Ta zasada jest jakby podkategorią pierwszej. Jeśli mówisz coś negatywnego o osobie, często wraca ona do źródła. Jeśli publikujesz coś negatywnego w opinii publicznej na temat innej osoby, prędzej czy później ona się o tym dowie. Nawet jeśli będziesz próbował to w jakiś sposób ukryć, aby tylko nieliczni mogli zobaczyć ten post – on zostanie wykryty przez źródło (i prawdopodobnie 20 innych osób, które są tak głęboko pewne, że nawiązujesz właśnie do nich). Jeśli masz coś, co chcesz komuś powiedzieć, idź i porozmawiaj z nim twarzą w twarz. I róbcie to z wdziękiem i miłością.

Nie odpowiadaj złem za zło;

Co jeśli ktoś powie coś negatywnego na twój temat? To, że nie odpowiem złem za zło jest naprawdę trudną sztuką, ale właśnie w tym możemy odnaleźć drogę prowadzącą do Chrystusa.
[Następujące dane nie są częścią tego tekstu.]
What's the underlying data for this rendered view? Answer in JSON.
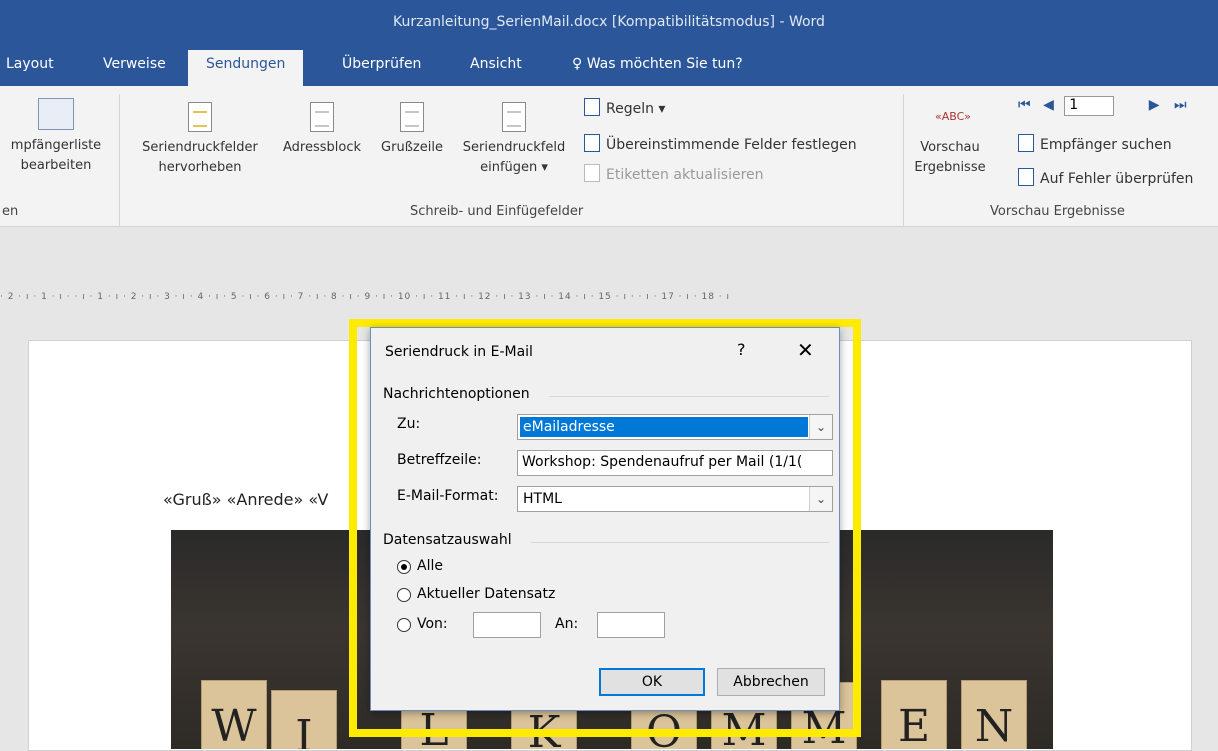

Będziesz potrzebował praktyki i cierpliwości. Bardzo trudno jest nam wrzucić miły komentarz, ponieważ czujemy, że dajemy tej osobie jeszcze więcej władzy, dlatego łatwiej jest nam krytykować. Jednak pamiętajcie – krytyka zawsze wraca i może kiedyś będziecie się musieli z nią zmierzyć. Nie rób drugiemu, co tobie nie miłe.

Bądź życzliwy;

W Księdze Przysłów 25, 21-22 czytamy:

Gdy wróg twój łaknie, nakarm go chlebem,

gdy pragnie, napój go wodą –

żar ognia zgromadzisz na nim,

a Pan ci za to zapłaci.

To nie znaczy, że poczucie winy pojawi się u ludzi od razu. Ogólnie będą wyglądać na zagubionych lub oszołomionych, ale prawdziwe poczucie winy pojawi się po czasie. Jeżeli ktoś cię zrani, rozpala ogień, gdy ty dodasz do niego ogień – co się stanie? Rośnie i rośnie. W końcu, jako chrześcijanie, chcemy podążać za przykładem Jezusa, Który powiedział w Ewangelii Mateusza 5, 44: „Błogosławieni, którzy się smucą, albowiem oni będą pocieszeni”. Czy jesteś gotowy zrobić to na Facebooku?

Komentarze
Loading...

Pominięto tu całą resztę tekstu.